Five Things US Conventions Could Steal From Fastaval

The Dirtbusters receive accolades at the award ceremony. Credit: Bo Jørgensen

Yesterday,  I riffed on Fastaval, an awesome Danish roleplay convention I attended as part of my two-week Nordic roleplay junket. Today, I want to talk about a few favorite elements of the convention that US convention designers might import into their own conventions:

  1. The Dirtbusters. So far as I know, the Dirtbusters were created — maybe a decade ago or longer? — when no one wanted to clean toilets. These folks — mostly men — don jumpsuits, sunglasses, and pink tutus and spend the entire convention engaging in a larp in which they fight the forces of entropy with semi-military precision armed with plungers and mops. In the states, we’d have to do it minus the beer and porn-laden command center, but I love love love the idea of creating a pervasive larp that convention staff can participate in. Because people who help out deserve to have fun too.
  2. Communal Service. Fastaval has everyone do a couple hours of service for the convention, which really changed the dynamic from one in which we came to be entertained, like clients, into one where we were in it together. The hours I spent serving food weren’t necessarily my favorite, but they changed the nature of the experience for me. Many hands make light work. I’ve seen this helping-out super-power work at my local boffer larp, where everyone signs up for a mandatory NPC (non-player character) shift during the course of the weekend, with similar community-building results.
  3. Game Exchange. Bring an old board or card game you haven’t played in a while, and exchange it for another. The only stipulation is that when you’re done with your vintage game, you can’t sell it, but must pass it on. The games had little library cards in them, showing their history of ownership.
  4. Scenario Writing. In addition to the Fastaval concept — people writing and workshopping games for the convention, which is awesome and should be exported — Fastaval also ran a scenario-writing competition that took place during the convention. Participants were given their inspiration — two obese women and the scent of marzipan — at the start of the convention and had a couple days to write a scenario, which was then-judged. A cool idea.
  5. Photo Competition. Not immediately related to games, but another community-building activity. Maybe it’s just me, but there seemed to be tons of gamers walking around with serious photo equipment at Fastaval. Folks took photos of the convention, quickly printed them and slapped them into frames, and set up a display within the main function room. A cool way of encouraging people to document the convention with unusual angles, bright colors, and razor-sharp focus.

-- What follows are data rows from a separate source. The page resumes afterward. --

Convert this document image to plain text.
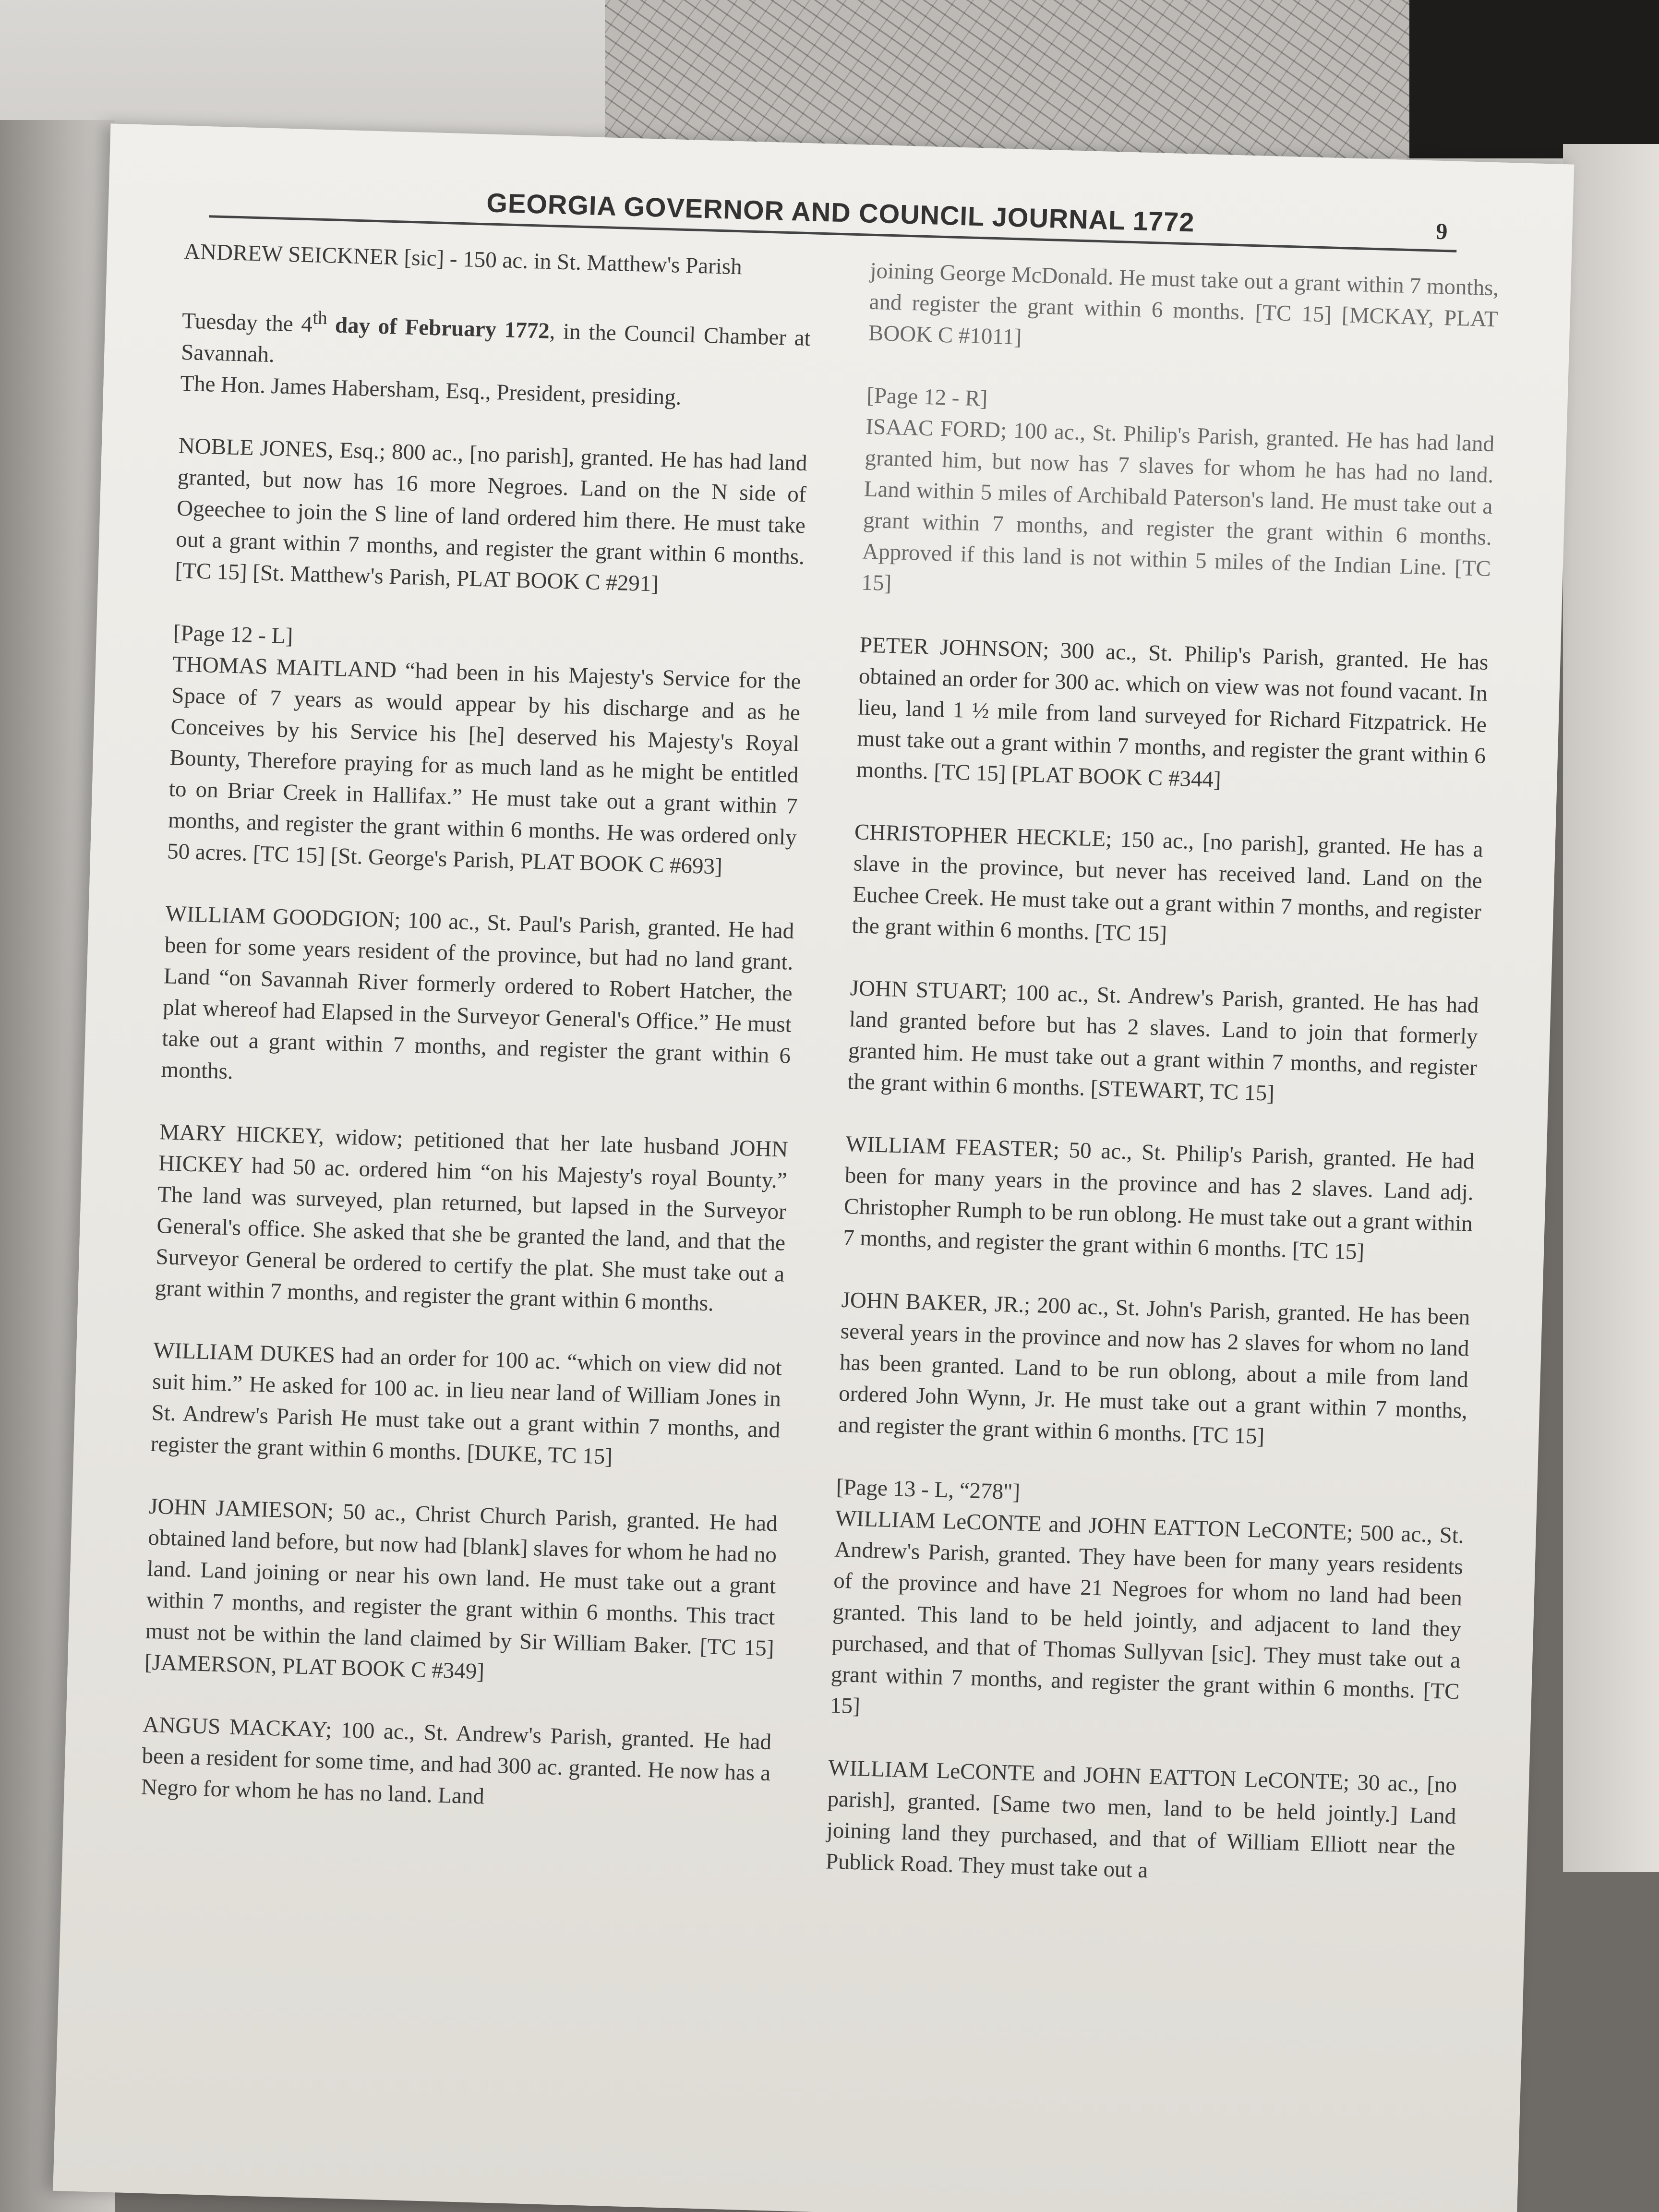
GEORGIA GOVERNOR AND COUNCIL JOURNAL 1772	9

ANDREW SEICKNER [sic] - 150 ac. in St. Matthew's Parish

Tuesday the 4th day of February 1772, in the Council Chamber at Savannah.
The Hon. James Habersham, Esq., President, presiding.

NOBLE JONES, Esq.; 800 ac., [no parish], granted. He has had land granted, but now has 16 more Negroes. Land on the N side of Ogeechee to join the S line of land ordered him there. He must take out a grant within 7 months, and register the grant within 6 months. [TC 15] [St. Matthew's Parish, PLAT BOOK C #291]

[Page 12 - L]
THOMAS MAITLAND “had been in his Majesty's Service for the Space of 7 years as would appear by his discharge and as he Conceives by his Service his [he] deserved his Majesty's Royal Bounty, Therefore praying for as much land as he might be entitled to on Briar Creek in Hallifax.” He must take out a grant within 7 months, and register the grant within 6 months. He was ordered only 50 acres. [TC 15] [St. George's Parish, PLAT BOOK C #693]

WILLIAM GOODGION; 100 ac., St. Paul's Parish, granted. He had been for some years resident of the province, but had no land grant. Land “on Savannah River formerly ordered to Robert Hatcher, the plat whereof had Elapsed in the Surveyor General's Office.” He must take out a grant within 7 months, and register the grant within 6 months.

MARY HICKEY, widow; petitioned that her late husband JOHN HICKEY had 50 ac. ordered him “on his Majesty's royal Bounty.” The land was surveyed, plan returned, but lapsed in the Surveyor General's office. She asked that she be granted the land, and that the Surveyor General be ordered to certify the plat. She must take out a grant within 7 months, and register the grant within 6 months.

WILLIAM DUKES had an order for 100 ac. “which on view did not suit him.” He asked for 100 ac. in lieu near land of William Jones in St. Andrew's Parish He must take out a grant within 7 months, and register the grant within 6 months. [DUKE, TC 15]

JOHN JAMIESON; 50 ac., Christ Church Parish, granted. He had obtained land before, but now had [blank] slaves for whom he had no land. Land joining or near his own land. He must take out a grant within 7 months, and register the grant within 6 months. This tract must not be within the land claimed by Sir William Baker. [TC 15] [JAMERSON, PLAT BOOK C #349]

ANGUS MACKAY; 100 ac., St. Andrew's Parish, granted. He had been a resident for some time, and had 300 ac. granted. He now has a Negro for whom he has no land. Land

joining George McDonald. He must take out a grant within 7 months, and register the grant within 6 months. [TC 15] [MCKAY, PLAT BOOK C #1011]

[Page 12 - R]
ISAAC FORD; 100 ac., St. Philip's Parish, granted. He has had land granted him, but now has 7 slaves for whom he has had no land. Land within 5 miles of Archibald Paterson's land. He must take out a grant within 7 months, and register the grant within 6 months. Approved if this land is not within 5 miles of the Indian Line. [TC 15]

PETER JOHNSON; 300 ac., St. Philip's Parish, granted. He has obtained an order for 300 ac. which on view was not found vacant. In lieu, land 1 ½ mile from land surveyed for Richard Fitzpatrick. He must take out a grant within 7 months, and register the grant within 6 months. [TC 15] [PLAT BOOK C #344]

CHRISTOPHER HECKLE; 150 ac., [no parish], granted. He has a slave in the province, but never has received land. Land on the Euchee Creek. He must take out a grant within 7 months, and register the grant within 6 months. [TC 15]

JOHN STUART; 100 ac., St. Andrew's Parish, granted. He has had land granted before but has 2 slaves. Land to join that formerly granted him. He must take out a grant within 7 months, and register the grant within 6 months. [STEWART, TC 15]

WILLIAM FEASTER; 50 ac., St. Philip's Parish, granted. He had been for many years in the province and has 2 slaves. Land adj. Christopher Rumph to be run oblong. He must take out a grant within 7 months, and register the grant within 6 months. [TC 15]

JOHN BAKER, JR.; 200 ac., St. John's Parish, granted. He has been several years in the province and now has 2 slaves for whom no land has been granted. Land to be run oblong, about a mile from land ordered John Wynn, Jr. He must take out a grant within 7 months, and register the grant within 6 months. [TC 15]

[Page 13 - L, “278"]
WILLIAM LeCONTE and JOHN EATTON LeCONTE; 500 ac., St. Andrew's Parish, granted. They have been for many years residents of the province and have 21 Negroes for whom no land had been granted. This land to be held jointly, and adjacent to land they purchased, and that of Thomas Sullyvan [sic]. They must take out a grant within 7 months, and register the grant within 6 months. [TC 15]

WILLIAM LeCONTE and JOHN EATTON LeCONTE; 30 ac., [no parish], granted. [Same two men, land to be held jointly.] Land joining land they purchased, and that of William Elliott near the Publick Road. They must take out a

10 thoughts on “Five Things US Conventions Could Steal From Fastaval

  1. In some cases these things are already happening! Several cons in the Northeast, including Intercon and, I believe DexCon, have run “Iron GM” competitions. These sound very much like what you describe in #4 above: a competition where writers were given as a topic as a “secret ingredient” and 24 or 48 hours to write a game based on it, with the games being run and a winner selected at the con.

    Also similar sounding to what you described in your previous post, Intercon MidAtlantic for several years ran the LARPA small games competition. In this competition people brought a small game to the con, which had to be written so that it could be run by other people easily. The entrants had to agree to allow their game to go in a public “game bank” after the competition for other people to run, the games were run at the con, and a winner was selected with a cash prize awarded. It was a cool idea.

  2. Strangely enough, the prize for the LARPA small games competition was the “Golden Penguin.” I wonder if they’re somehow related.

    — Three Time Golden Penguin Award Winner, Mike Young

  3. Communal service is something I know well from the folk music scene. The Philly Folksong Society events that I grew up going to are run to a large extent through a small core of organizers leveraging the labor of all the attendants. It’s pretty great, and absolutely makes it feel like community.

  4. A few additions.

    The Dirtbusters have been part of Fastaval almost 20 years now. Started out with about 5 people putting on jumpsuits and plastic bags. Since then with a slow exchange of people over the years, they have “evolved” into their now, more or less, independent institution. Even doing some cleaning at other events.

    – To Mikes comment.
    The Otto award was first introduced in 1992, and is named after a figure in a scenario from 1989. I have no idea if there is any connection to “the golden penguin”.

    – Former Dirtbuster Commander and Two Time Otto-winner, Tim Slumstrup Nielsen (Got to get me one of ’em other golden penguins 🙂 )

  5. Slightly different from the Iron GM competitions, Intercons have also run “Build Your Own Game” seminars. They’re seminars for learning how to write games; the seminar starts Friday, the writing starts later that night, and runs through Saturday. The game runs on Sunday.

    We’ve also run these seminars outside of conventions. We’ll be running another one of these over a weekend this summer.

  6. About the photos: On Facebook it was also mentioned that we once had a newspaper:

    The idea of a newspaper is good. But it requires a lot of work, I did it for two years, and before me some awesome people did an Magazine everyday. It looked great but they had to be working on it all the time for the whole con. I tried to make a more budget version, so the writers wouldn’t have to give up their Fastaval for it, a sort of metro like thing.

    In the end, the amount of work that goes into a newspaper, and, for a con the size of Fastaval, is taken away from other things, is not worth the end product. With sms, Facebook and all the rest, the news that people need to see, can be delivered with other means.

    What there is a need for, is for participants to get a chance to “see” the things they missed. And fotos, maybe with a small caption can be used for that. So the photo display will be back for next year, but properly not as a competition, we have plenty of those already and people didn’t take pictures for the competition, they would have taken them anyway.

    So we’re working on some other solutions, perhaps a pressphoto group that makes sure, that most of the con is covered, and then some way of showing these photos either during the last day or even during the con, so people can see, what’s happening in the other parts of Fastaval.

    Anyway that went a bit to long, but thanks for the feedback, that an american wants to copy this, means we will have to do more of it next year 🙂

    • I hear you on the newspaper thing — I used to write an in-game paper for one of the larps I followed for Leaving Mundania, and while it was a lot of fun, it was also a ton of work; I can’t imagine doing so for every day of the convention.

      But the photo display, that’s definitely a winner.

      And I love knowing Otto’s origin myth!

  7. When I designed the penguin back in the early 90s I was inspired by a Call of Cthulhu scenario from the year before taking place in Greenland and in which a certain stuffed Penguin with the name Otto was used as a tupilaq to spy on the player characters.